A team also will really really not want to get a penalty awarded to them as circling in these boats is “long and painful” as Baird puts it. If a circle does have to be done on the downwind leg then the crews do have the advantage of not having drop their kite/genniker below the gooseneck, as typically required by the match racing rules. This is because both boats have kites on furlers but also because the BMW Oracle Racing tri doesn’t have a goose neck.
The really exciting race of this America’s Cup is certain to be the triangle, for the moments of greatest disaster potential racing these boats is the bear away around the weather mark and reaching. “These boats go upwind really deep downwind without too much trouble,” says Baird. “But somewhere in between there is a big zone of risk and that depends upon the wind speed. If you have 12-14 knots these boats are completely capable of capsizing. [Doing the bear away at the top mark] you have to pay attention with everyone on boards prepared. The sails have to be adjusted in concert with the rudder, and you have to manage where the weight is and the people are and manage the type of turn you do, to keep the boat from putting its nose in.

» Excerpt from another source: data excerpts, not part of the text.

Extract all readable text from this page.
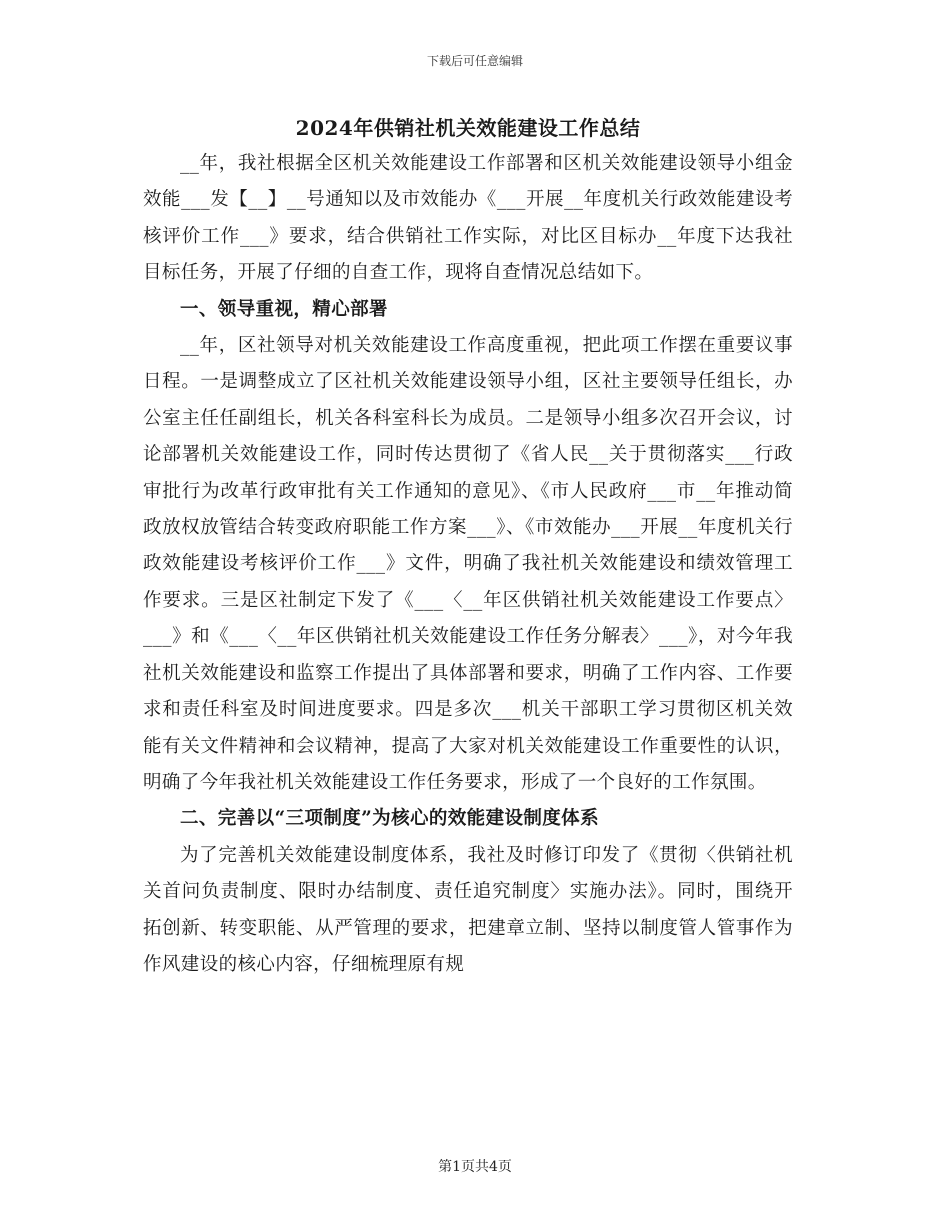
下载后可任意编辑
2024年供销社机关效能建设工作总结

__年，我社根据全区机关效能建设工作部署和区机关效能建设领导小组金效能___发【__】__号通知以及市效能办《___开展__年度机关行政效能建设考核评价工作___》要求，结合供销社工作实际，对比区目标办__年度下达我社目标任务，开展了仔细的自查工作，现将自查情况总结如下。

一、领导重视，精心部署

__年，区社领导对机关效能建设工作高度重视，把此项工作摆在重要议事日程。一是调整成立了区社机关效能建设领导小组，区社主要领导任组长，办公室主任任副组长，机关各科室科长为成员。二是领导小组多次召开会议，讨论部署机关效能建设工作，同时传达贯彻了《省人民__关于贯彻落实___行政审批行为改革行政审批有关工作通知的意见》、《市人民政府___市__年推动简政放权放管结合转变政府职能工作方案___》、《市效能办___开展__年度机关行政效能建设考核评价工作___》文件，明确了我社机关效能建设和绩效管理工作要求。三是区社制定下发了《___〈__年区供销社机关效能建设工作要点〉___》和《___〈__年区供销社机关效能建设工作任务分解表〉___》，对今年我社机关效能建设和监察工作提出了具体部署和要求，明确了工作内容、工作要求和责任科室及时间进度要求。四是多次___机关干部职工学习贯彻区机关效能有关文件精神和会议精神，提高了大家对机关效能建设工作重要性的认识，明确了今年我社机关效能建设工作任务要求，形成了一个良好的工作氛围。

二、完善以“三项制度”为核心的效能建设制度体系

为了完善机关效能建设制度体系，我社及时修订印发了《贯彻〈供销社机关首问负责制度、限时办结制度、责任追究制度〉实施办法》。同时，围绕开拓创新、转变职能、从严管理的要求，把建章立制、坚持以制度管人管事作为作风建设的核心内容，仔细梳理原有规

第1页共4页
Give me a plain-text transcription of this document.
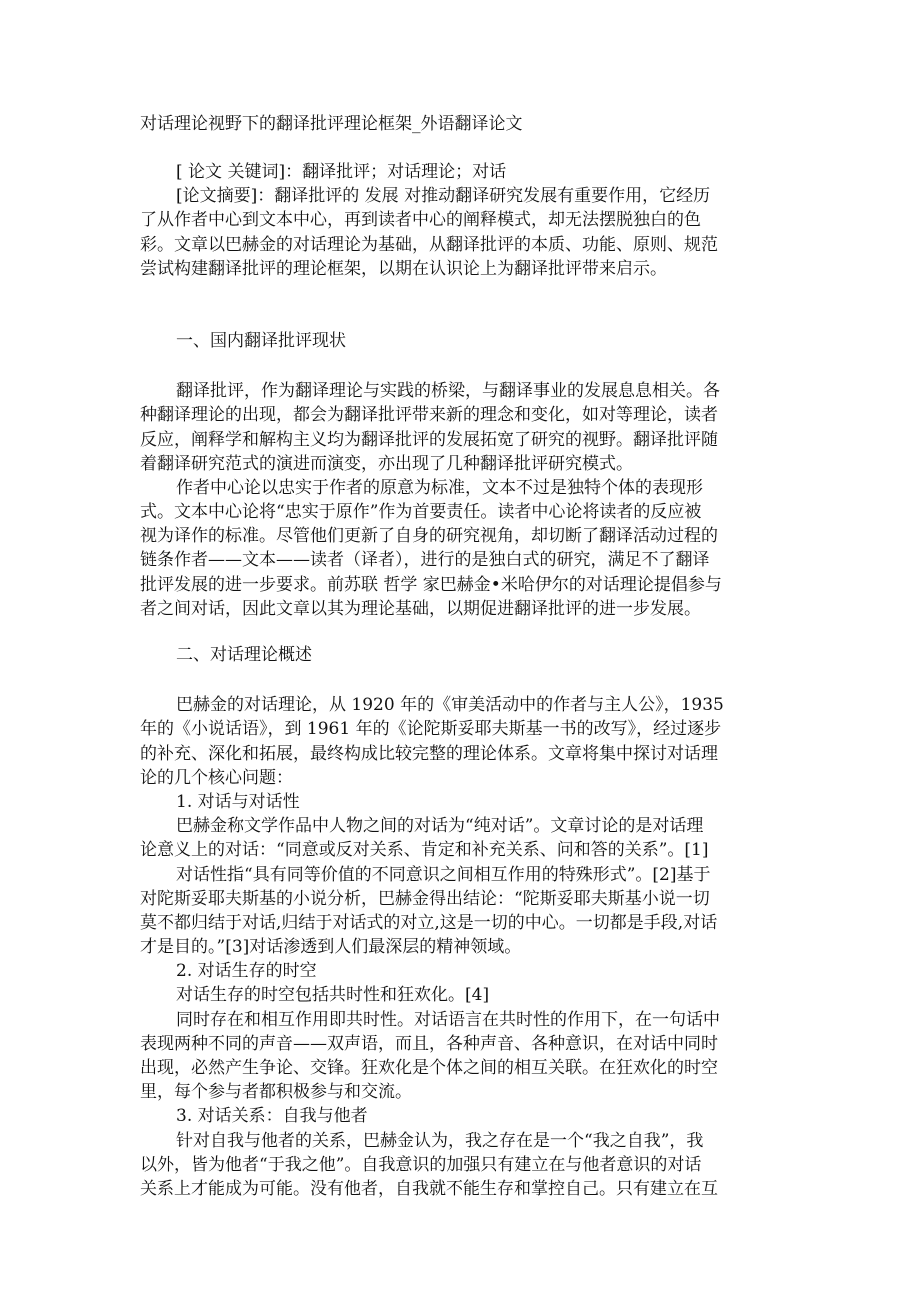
对话理论视野下的翻译批评理论框架_外语翻译论文
[ 论文 关键词]：翻译批评；对话理论；对话
[论文摘要]：翻译批评的 发展 对推动翻译研究发展有重要作用，它经历
了从作者中心到文本中心，再到读者中心的阐释模式，却无法摆脱独白的色
彩。文章以巴赫金的对话理论为基础，从翻译批评的本质、功能、原则、规范
尝试构建翻译批评的理论框架，以期在认识论上为翻译批评带来启示。
一、国内翻译批评现状
翻译批评，作为翻译理论与实践的桥梁，与翻译事业的发展息息相关。各
种翻译理论的出现，都会为翻译批评带来新的理念和变化，如对等理论，读者
反应，阐释学和解构主义均为翻译批评的发展拓宽了研究的视野。翻译批评随
着翻译研究范式的演进而演变，亦出现了几种翻译批评研究模式。
作者中心论以忠实于作者的原意为标准，文本不过是独特个体的表现形
式。文本中心论将“忠实于原作”作为首要责任。读者中心论将读者的反应被
视为译作的标准。尽管他们更新了自身的研究视角，却切断了翻译活动过程的
链条作者——文本——读者（译者），进行的是独白式的研究，满足不了翻译
批评发展的进一步要求。前苏联 哲学 家巴赫金•米哈伊尔的对话理论提倡参与
者之间对话，因此文章以其为理论基础，以期促进翻译批评的进一步发展。
二、对话理论概述
巴赫金的对话理论，从 1920 年的《审美活动中的作者与主人公》，1935
年的《小说话语》，到 1961 年的《论陀斯妥耶夫斯基一书的改写》，经过逐步
的补充、深化和拓展，最终构成比较完整的理论体系。文章将集中探讨对话理
论的几个核心问题：
1. 对话与对话性
巴赫金称文学作品中人物之间的对话为“纯对话”。文章讨论的是对话理
论意义上的对话：“同意或反对关系、肯定和补充关系、问和答的关系”。[1]
对话性指“具有同等价值的不同意识之间相互作用的特殊形式”。[2]基于
对陀斯妥耶夫斯基的小说分析，巴赫金得出结论：“陀斯妥耶夫斯基小说一切
莫不都归结于对话,归结于对话式的对立,这是一切的中心。一切都是手段,对话
才是目的。”[3]对话渗透到人们最深层的精神领域。
2. 对话生存的时空
对话生存的时空包括共时性和狂欢化。[4]
同时存在和相互作用即共时性。对话语言在共时性的作用下，在一句话中
表现两种不同的声音——双声语，而且，各种声音、各种意识，在对话中同时
出现，必然产生争论、交锋。狂欢化是个体之间的相互关联。在狂欢化的时空
里，每个参与者都积极参与和交流。
3. 对话关系：自我与他者
针对自我与他者的关系，巴赫金认为，我之存在是一个“我之自我”，我
以外，皆为他者“于我之他”。自我意识的加强只有建立在与他者意识的对话
关系上才能成为可能。没有他者，自我就不能生存和掌控自己。只有建立在互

“When you turn the boat the rudders lift the transom up and that starts the process. It is most efficient to sail fast on one hull, so you are turning the mark, you are lifting with the rudder sticking the bow down, you are accelerated and as you accelerate you get more power because the apparent wind speed builds and the sails get more power and they try to heel you over more. So you have to get to the point where you get down and your righting moment takes over again to accelerate and go down the angle on the downwind leg. But between it is a high risk.”
Roll on 8 February... It's not long now.